What we didn't expect

The biggest surprise was how much the room's original light conditions mattered. Feed the model a photo taken in flat overcast light and it would produce a flat, overcast staging. Feed it the same room in the golden hour and the output was warmer, more alive — even when the prompt said nothing about lighting.

This was a feature, not a bug. It meant we could give agents a simple tip — photograph at 10am, north-facing rooms first — and improve output quality without touching the model at all. The best product decisions sometimes live entirely outside the product.

The second surprise was scale resistance. Our pipeline works beautifully for single rooms. But when an agent uploads an entire apartment — eight rooms, three angles each — the consistency between rooms degrades. The living room might get light oak floors while the bedroom gets walnut. The kitchen palette might clash with the hallway. We are still solving this problem, and it is harder than it sounds.

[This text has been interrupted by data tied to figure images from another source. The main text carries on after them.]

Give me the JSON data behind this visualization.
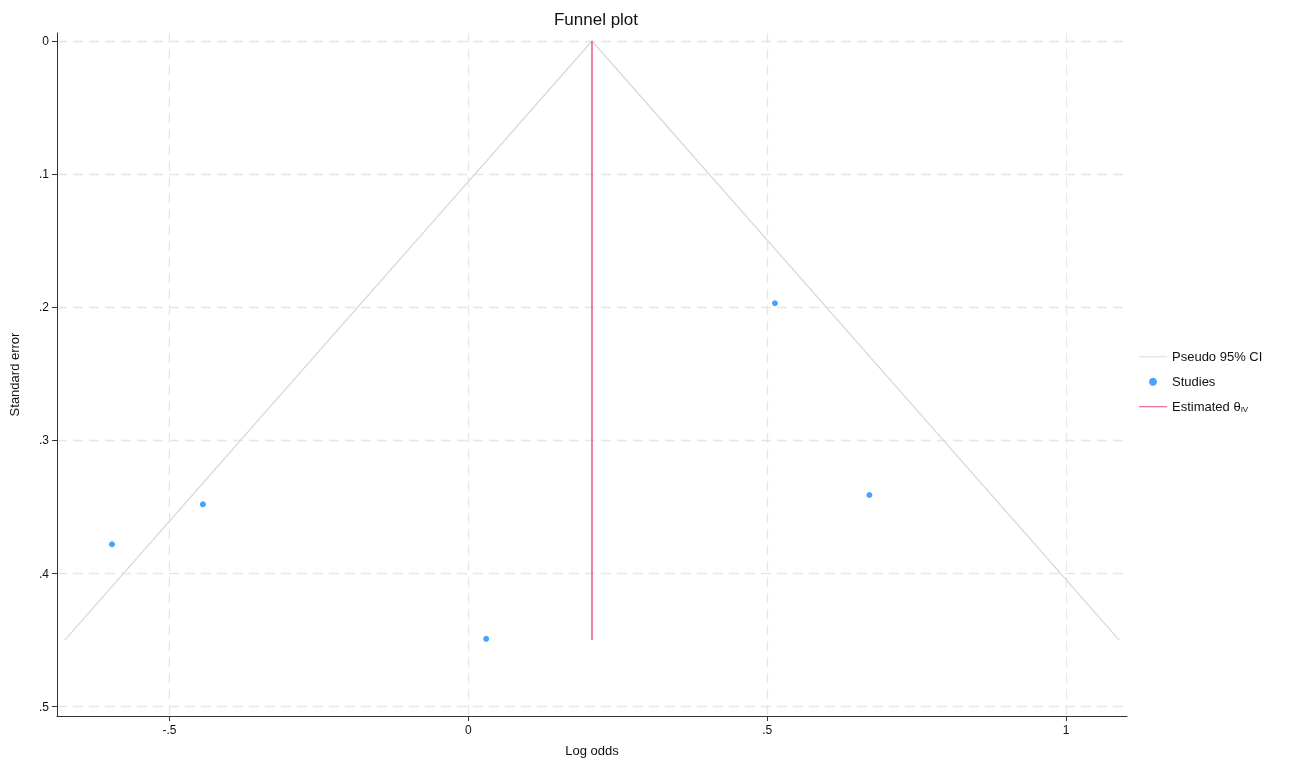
{
  "chart_data": {
    "type": "scatter",
    "title": "Funnel plot",
    "xlabel": "Log odds",
    "ylabel": "Standard error",
    "xlim": [
      -0.688,
      1.102
    ],
    "ylim": [
      0.507,
      -0.006
    ],
    "xticks": [
      {
        "value": -0.5,
        "label": "-.5"
      },
      0,
      {
        "value": 0.5,
        "label": ".5"
      },
      1
    ],
    "yticks": [
      0,
      {
        "value": 0.1,
        "label": ".1"
      },
      {
        "value": 0.2,
        "label": ".2"
      },
      {
        "value": 0.3,
        "label": ".3"
      },
      {
        "value": 0.4,
        "label": ".4"
      },
      {
        "value": 0.5,
        "label": ".5"
      }
    ],
    "grid": true,
    "legend": "right",
    "series": [
      {
        "name": "Pseudo 95% CI",
        "type": "line",
        "color": "#d9d9d9",
        "marker": "none",
        "line_style": "solid",
        "x": [
          -0.675,
          0.207,
          1.089
        ],
        "values": [
          0.45,
          0,
          0.45
        ]
      },
      {
        "name": "Studies",
        "type": "scatter",
        "color": "#1a8cff",
        "marker": "circle",
        "x": [
          -0.596,
          -0.444,
          0.03,
          0.513,
          0.671
        ],
        "values": [
          0.378,
          0.348,
          0.449,
          0.197,
          0.341
        ]
      },
      {
        "name": "Estimated θ$_{IV}$",
        "type": "line",
        "color": "#e0446a",
        "marker": "none",
        "line_style": "solid",
        "x": [
          0.207,
          0.207
        ],
        "values": [
          0,
          0.45
        ]
      }
    ]
  }
}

Lessons for building AI products

Building Bomagi taught us several lessons that generalize beyond real estate staging. First, domain knowledge is the moat, not model access. Anyone can call the same API we do. What they cannot easily replicate is our understanding of what Nordic staging actually looks like. This understanding is embedded in our prompts, our classifier, our validation rules, and our feedback loops with agents.

Second, the product is the pipeline, not the model. Models improve every few months. If your product is tightly coupled to a specific model's capabilities, you are building on sand. If your product is a well-designed pipeline that can swap models in and out, you benefit from every improvement in the ecosystem without rebuilding.

Third, talk to users before writing code. Our first three months would have been significantly more productive if we had spent the first two weeks interviewing real estate agents instead of experimenting with model parameters. The constraints they care about — speed, price-point appropriateness, room-to-room consistency — shaped the architecture more than any technical consideration.